En la primera página, a modo de pórtico o de retablo, el novelista exhibe su troupe de personajes, repasándola con esa ambigua intención de olvido y de permanencia, que hemos querido poner de relieve. Los padres de Bobi, el profesor, el teniente, el cura Escudero ( obsesión —parece— de la persona real del autor), Cruz Meneses... Todos estos individuos serán luego, en el curso interno de la novela, más bien constelaciones mentales del narrador, nebulosas de asociaciones fijas: así, la tos y la ira sombría del teniente; el campo y el valor de la mujer en el padre Escudero, etc...

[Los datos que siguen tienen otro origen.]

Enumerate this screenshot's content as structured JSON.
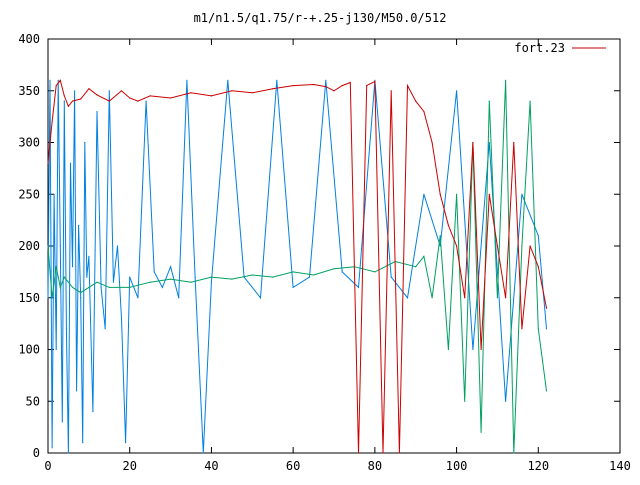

La novela posee elementos de la novela picaresca clásica, especialmente los relacionados con el origen de Bobi: su nacimiento, el ser lazarillo transitorio de su padre...; otros, afines al crudelismo monstruosista de Cela. Todas, bien se ve, filiaciones realistas. De ahí que la índole de lo fantástico en esta novela no corte las amarras con lo real. Por el contrario, ocurre en ella la misma mezcla de fantasía y realismo que en Alsino, de Pedro Prado. En este sentido, Bobi es un hermano de Alsino y un anti-Alsino a la vez. Lo une a él su naturaleza híbrida: las alas de uno equivalen a las patas caninas del otro. Hay —parece—una constante en lo mitológico de la novela chilena: sus creaciones son o jorobados o entes cuasi-zoológicos. Nuestra modesta mitología es horrenda teratología. Pero, a pesar de su joroba, Alsino es un ser alado. Vuela, se eleva, asciende. En cambio, sus patas arrastran a Bobi a lo infrahumano. Tiene, sin embargo, una flauta que sopla melancólicamente. Su melodía. ¿es nostalgia por esa humanidad inaccesible para él? ¿O desencanto terrible porque la especie humana representa sólo otra forma de brutalidad, porque la verdadera humanidad no existe o es un ideal imposible?
No olvidemos, finalmente, que el titulo de la novela, aunque no alude a la condición trashumante del chileno, está tomado de una expresión corriente y proverbial. Y nos encontramos, en efecto, con que esta obra encierra una honda veracidad nacional. Ha captado esencias y estructuras de la chilenidad, pero no a través de los viejos caminos criollistas ni por medio de la socorrida descripción de exteriores. Pone el acento, con originalidad, en las turbias infraestructuras instintivas de nuestro ser: en las zonas sucias y pantanosas de la emoción, en el desgarramiento provocado por el desamparo, en el patetismo del sollozo... En fin, en nuestro estilo irresponsable y deteriorado de existencia.
Con Patas de Perro Carlos Droguett no sólo anuncia un auspicioso porvenir para la novelística del país, sino que ha consagrado su presencia como la de uno de nuestros más serios escritores actuales.